Le dirigeant populiste avait ainsi temporairement arrêté, l’an dernier, de verser les subventions publiques à la STA, l’agence de presse nationale, et ne manque pas une occasion pour critiquer la RTV, la radio publique slovène. En juillet 2020, Janez Jansa avait même proposé de changer la réglementation afin de permettre à l’État d’avoir un plus “grand contrôle de la STA et de pouvoir réduire le financement de la radio publique”, rappelle le site Politico.eu, spécialisé dans l’actualité européenne.
Une campagne contre les médias qui a valu à l’homme fort de Ljubljana des critiques de toutes les ONG de défense de la liberté de la presse, à commencer par Reporters sans Frontières. La Commission européenne a aussi dénoncé “l’assaut continu contre la liberté de la presse” en Slovénie.
Le Premier ministre slovène ne se contente pas d’essayer de limiter l’influence des médias critiques à son égard. Pour prêcher sa parole populiste, il a fondé sa propre chaîne de télévision, Nova24TV. Et pas tout seul. Il a reçu le soutien de l’autre grande figure populiste européenne, son “grand ami” Viktor Orban. Des hommes d’affaires proches du Premier ministre hongrois ont investi plus de trois millions d’euros entre 2016 et 2018 dans cette chaîne pro-Jansa, rappelle le site Foreign Policy, qui a enquêté sur la machine à propagande du dirigeant slovène.
Cette proximité entre Janez Jansa et Viktor Orban est d’ailleurs ce qui inquiète le plus les autres pays de l’UE, souligne le quotidien Les Échos. Ces deux dirigeants aux penchants autocratiques assumés sont les principaux avocats de “la démocratie illibérale”, une forme de gouvernement théorisé par le Premier ministre hongrois qui “ne nie pas les valeurs fondamentales du libéralisme (politique) […] mais ne fait pas non plus de cette idéologie un élément central de l’organisation de l’État”.
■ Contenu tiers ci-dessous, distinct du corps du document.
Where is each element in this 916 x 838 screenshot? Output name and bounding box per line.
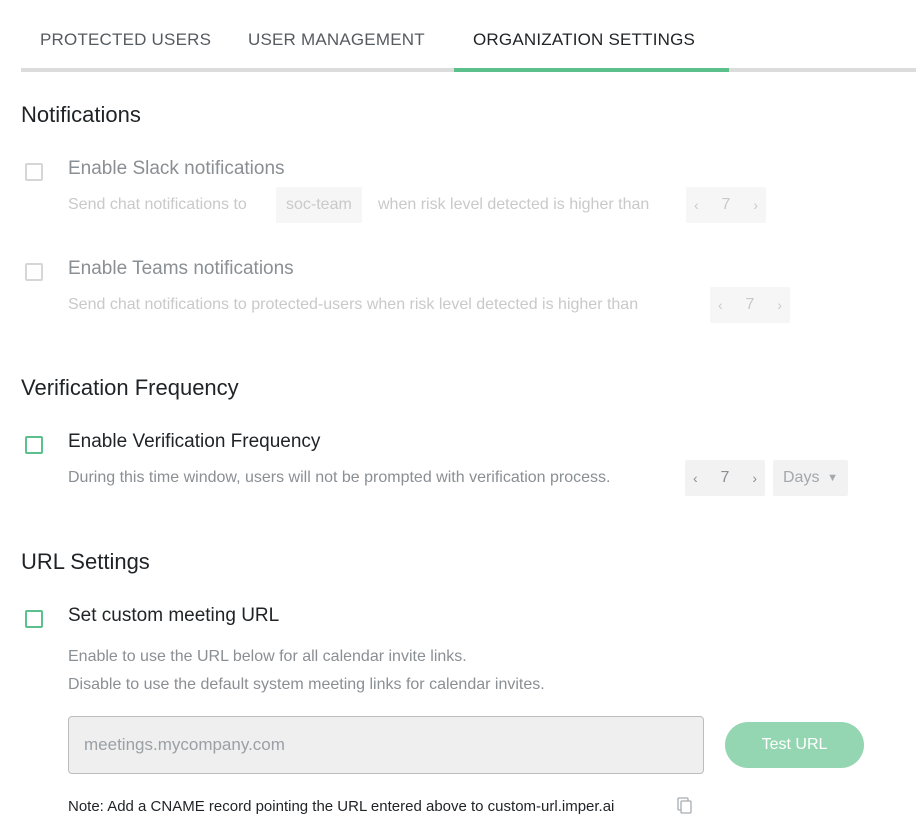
teams-level-value: 7 xyxy=(745,296,755,313)
chevron-left-icon[interactable]: ‹ xyxy=(694,197,699,213)
tab-organization-settings[interactable]: ORGANIZATION SETTINGS xyxy=(473,30,695,50)
verification-value-stepper[interactable]: ‹ 7 › xyxy=(685,460,765,496)
slack-label: Enable Slack notifications xyxy=(68,158,285,179)
settings-tabs: PROTECTED USERS USER MANAGEMENT ORGANIZA… xyxy=(21,0,916,72)
custom-url-desc-line2: Disable to use the default system meetin… xyxy=(68,676,545,693)
chevron-right-icon[interactable]: › xyxy=(752,470,757,486)
verification-title: Verification Frequency xyxy=(21,375,239,400)
teams-checkbox[interactable] xyxy=(25,263,43,281)
custom-url-checkbox[interactable] xyxy=(25,610,43,628)
verification-label: Enable Verification Frequency xyxy=(68,431,321,452)
verification-checkbox[interactable] xyxy=(25,436,43,454)
test-url-button[interactable]: Test URL xyxy=(725,722,864,768)
slack-channel-field[interactable]: soc-team xyxy=(276,187,362,223)
copy-icon[interactable] xyxy=(677,797,693,815)
cname-note: Note: Add a CNAME record pointing the UR… xyxy=(68,798,615,815)
caret-down-icon: ▼ xyxy=(827,472,838,484)
teams-label: Enable Teams notifications xyxy=(68,258,294,279)
slack-desc-prefix: Send chat notifications to xyxy=(68,196,247,213)
verification-unit-value: Days xyxy=(783,469,820,486)
verification-unit-select[interactable]: Days ▼ xyxy=(773,460,848,496)
slack-checkbox[interactable] xyxy=(25,163,43,181)
custom-url-label: Set custom meeting URL xyxy=(68,605,280,626)
tab-protected-users[interactable]: PROTECTED USERS xyxy=(40,30,211,50)
verification-value: 7 xyxy=(720,469,730,486)
slack-level-stepper[interactable]: ‹ 7 › xyxy=(686,187,766,223)
verification-desc: During this time window, users will not … xyxy=(68,469,611,486)
notifications-title: Notifications xyxy=(21,102,141,127)
teams-level-stepper[interactable]: ‹ 7 › xyxy=(710,287,790,323)
teams-desc: Send chat notifications to protected-use… xyxy=(68,296,639,313)
slack-desc-suffix: when risk level detected is higher than xyxy=(378,196,650,213)
slack-level-value: 7 xyxy=(721,196,731,213)
chevron-left-icon[interactable]: ‹ xyxy=(693,470,698,486)
chevron-right-icon[interactable]: › xyxy=(753,197,758,213)
meeting-url-input[interactable] xyxy=(68,716,704,774)
tab-user-management[interactable]: USER MANAGEMENT xyxy=(248,30,425,50)
chevron-right-icon[interactable]: › xyxy=(777,297,782,313)
url-settings-title: URL Settings xyxy=(21,549,150,574)
chevron-left-icon[interactable]: ‹ xyxy=(718,297,723,313)
active-tab-indicator xyxy=(454,68,729,72)
custom-url-desc-line1: Enable to use the URL below for all cale… xyxy=(68,648,467,665)
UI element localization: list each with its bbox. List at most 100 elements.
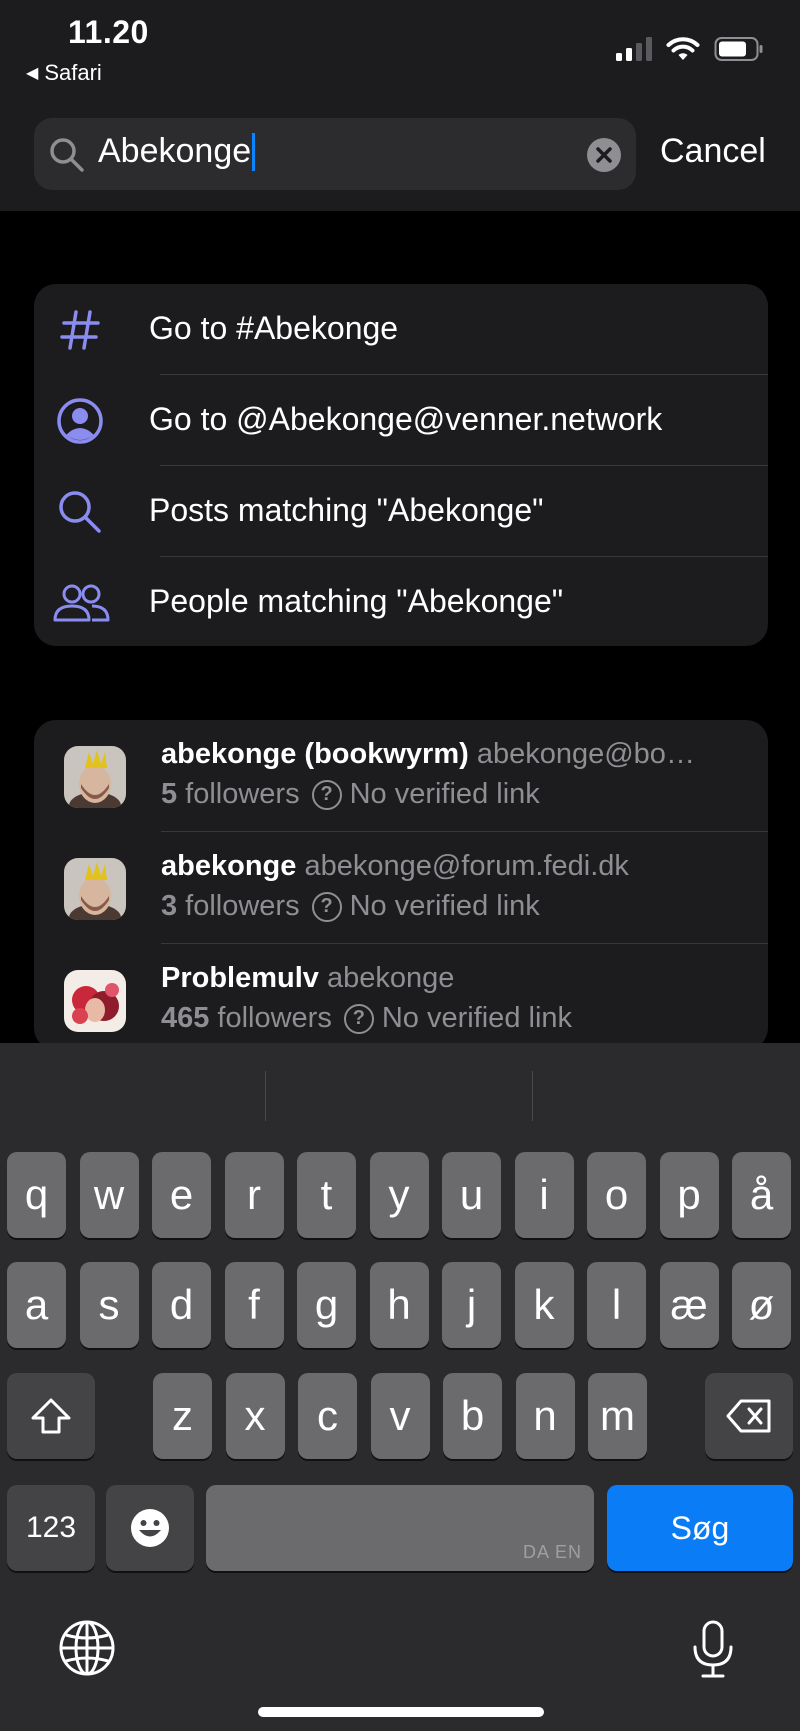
followers-count: 3 xyxy=(161,890,178,922)
key-l[interactable]: l xyxy=(587,1262,646,1348)
cancel-button[interactable]: Cancel xyxy=(660,132,766,171)
people-icon xyxy=(53,584,110,622)
shift-key[interactable] xyxy=(7,1373,95,1459)
suggestion-label: Go to #Abekonge xyxy=(149,310,399,346)
key-k[interactable]: k xyxy=(514,1262,574,1348)
person-row[interactable]: Problemulv abekonge 465 followers ? No v… xyxy=(34,944,768,1050)
prediction-divider xyxy=(532,1071,533,1121)
prediction-divider xyxy=(265,1071,266,1121)
key-v[interactable]: v xyxy=(370,1373,430,1459)
key-y[interactable]: y xyxy=(369,1152,429,1238)
key-o[interactable]: o xyxy=(587,1152,646,1238)
followers-label: followers xyxy=(217,1002,332,1034)
shift-icon xyxy=(31,1398,71,1434)
key-h[interactable]: h xyxy=(369,1262,429,1348)
key-ø[interactable]: ø xyxy=(732,1262,791,1348)
delete-key[interactable] xyxy=(705,1373,793,1459)
person-row[interactable]: abekonge (bookwyrm) abekonge@bo… 5 follo… xyxy=(34,720,768,832)
suggestion-label: Posts matching "Abekonge" xyxy=(149,492,544,528)
key-c[interactable]: c xyxy=(298,1373,357,1459)
go-to-hashtag-row[interactable]: Go to #Abekonge xyxy=(34,284,768,374)
key-z[interactable]: z xyxy=(153,1373,212,1459)
person-display-name: abekonge xyxy=(161,850,297,882)
verification-status: No verified link xyxy=(349,890,540,922)
key-å[interactable]: å xyxy=(732,1152,791,1238)
home-indicator xyxy=(258,1707,544,1717)
followers-count: 465 xyxy=(161,1002,210,1034)
person-handle: abekonge@forum.fedi.dk xyxy=(304,850,629,882)
key-t[interactable]: t xyxy=(297,1152,356,1238)
key-i[interactable]: i xyxy=(514,1152,574,1238)
avatar xyxy=(64,746,126,808)
key-n[interactable]: n xyxy=(515,1373,575,1459)
person-display-name: abekonge (bookwyrm) xyxy=(161,738,469,770)
clear-search-button[interactable] xyxy=(587,138,621,172)
key-q[interactable]: q xyxy=(7,1152,66,1238)
status-time: 11.20 xyxy=(68,14,149,50)
key-p[interactable]: p xyxy=(659,1152,719,1238)
emoji-key[interactable] xyxy=(106,1485,194,1571)
person-display-name: Problemulv xyxy=(161,962,319,994)
suggestion-label: Go to @Abekonge@venner.network xyxy=(149,401,663,437)
search-suggestions-card: Go to #Abekonge Go to @Abekonge@venner.n… xyxy=(34,284,768,646)
software-keyboard: qwertyuiopå asdfghjklæø zxcvbnm 123 DA E… xyxy=(0,1043,800,1731)
key-f[interactable]: f xyxy=(224,1262,284,1348)
key-w[interactable]: w xyxy=(79,1152,139,1238)
microphone-icon[interactable] xyxy=(690,1619,736,1681)
person-meta: 5 followers ? No verified link xyxy=(161,778,540,811)
back-to-app-button[interactable]: ◀ Safari xyxy=(26,60,102,86)
status-icons xyxy=(616,36,764,62)
back-app-label: Safari xyxy=(44,60,102,85)
followers-label: followers xyxy=(185,890,300,922)
person-handle: abekonge xyxy=(327,962,455,994)
person-meta: 465 followers ? No verified link xyxy=(161,1002,572,1035)
person-handle: abekonge@bo… xyxy=(476,738,695,770)
avatar xyxy=(64,970,126,1032)
search-icon xyxy=(59,491,101,533)
emoji-icon xyxy=(131,1509,169,1547)
key-e[interactable]: e xyxy=(152,1152,211,1238)
key-g[interactable]: g xyxy=(297,1262,356,1348)
text-caret xyxy=(252,132,256,171)
verification-status: No verified link xyxy=(349,778,540,810)
person-circle-icon xyxy=(57,398,103,444)
avatar xyxy=(64,858,126,920)
keyboard-language-label: DA EN xyxy=(522,1542,582,1562)
search-input[interactable]: Abekonge xyxy=(98,132,256,171)
back-arrow-icon: ◀ xyxy=(26,65,39,82)
key-j[interactable]: j xyxy=(442,1262,501,1348)
people-matching-row[interactable]: People matching "Abekonge" xyxy=(34,557,768,647)
key-d[interactable]: d xyxy=(152,1262,211,1348)
verification-status: No verified link xyxy=(381,1002,573,1034)
globe-icon[interactable] xyxy=(58,1619,116,1677)
numbers-key[interactable]: 123 xyxy=(7,1485,95,1571)
search-return-key[interactable]: Søg xyxy=(607,1485,793,1571)
wifi-icon xyxy=(666,37,700,60)
question-circle-icon: ? xyxy=(311,891,342,922)
hashtag-icon xyxy=(60,310,100,350)
posts-matching-row[interactable]: Posts matching "Abekonge" xyxy=(34,466,768,556)
battery-icon xyxy=(714,37,763,61)
key-r[interactable]: r xyxy=(224,1152,284,1238)
suggestion-label: People matching "Abekonge" xyxy=(149,583,564,619)
go-to-account-row[interactable]: Go to @Abekonge@venner.network xyxy=(34,375,768,465)
key-x[interactable]: x xyxy=(225,1373,285,1459)
key-a[interactable]: a xyxy=(7,1262,66,1348)
person-name-line: abekonge abekonge@forum.fedi.dk xyxy=(161,850,751,883)
search-icon xyxy=(50,138,84,172)
question-circle-icon: ? xyxy=(311,779,342,810)
search-input-value: Abekonge xyxy=(98,132,252,170)
followers-count: 5 xyxy=(161,778,178,810)
key-s[interactable]: s xyxy=(79,1262,139,1348)
key-m[interactable]: m xyxy=(588,1373,647,1459)
backspace-icon xyxy=(726,1399,771,1433)
key-b[interactable]: b xyxy=(443,1373,502,1459)
key-u[interactable]: u xyxy=(442,1152,501,1238)
people-results-card: abekonge (bookwyrm) abekonge@bo… 5 follo… xyxy=(34,720,768,1050)
followers-label: followers xyxy=(185,778,300,810)
space-key[interactable]: DA EN xyxy=(206,1485,594,1571)
person-row[interactable]: abekonge abekonge@forum.fedi.dk 3 follow… xyxy=(34,832,768,944)
person-meta: 3 followers ? No verified link xyxy=(161,890,540,923)
key-æ[interactable]: æ xyxy=(659,1262,719,1348)
clear-x-icon xyxy=(596,147,612,163)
Virage très à droite sur le tard
Les deux font aussi des immigrés leur bouc émissaire favori et aiment à taper sur le milliardaire philanthrope hongrois de confession juive Georges Soros, dans des attaques aux relents antisémites à peine déguisés.
À l’instar de Viktor Orban, Janez Jansa s’est converti sur le tard au populisme d’extrême droite, commençant sa carrière à gauche du spectre politique. Après l’effondrement de l’Union soviétique au début des années 1990, Janez Jansa est apparu comme l’une des principales figures du nouveau paysage politique démocratique slovène.
Dans les années 2000, il a lentement viré à droite, mais de manière d’abord très modérée, occupant déjà – avant son retour au pouvoir en 2018 – deux fois le poste de Premier ministre et une fois celui de président du Conseil européen (2008). À l’époque, celui qui allait devenir le “Maréchal Twitto” avait été qualifié de “discret” et “fin négociateur”, rappellent Les Échos. Un homme sur lequel Bruxelles pouvait compter pour promouvoir une plus grande intégration européenne, et vanter les vertus du libéralisme économique et politique.
On était loin du vociférant populiste de 2021. Sa transformation, qui a pris corps au moment de la crise économique de 2012 en Europe puis s’est accentuée avec la vague migratoire de 2015, illustre comment le populisme s’est lentement mais sûrement ancré en Europe centrale. Et c’est ce visage de l’UE, que Bruxelles préférerait cacher au reste du monde, qui fixera pendant six mois l’agenda des discussions au sein de l’Union et sera chargé d’arbitrer les désaccords entre les États membres.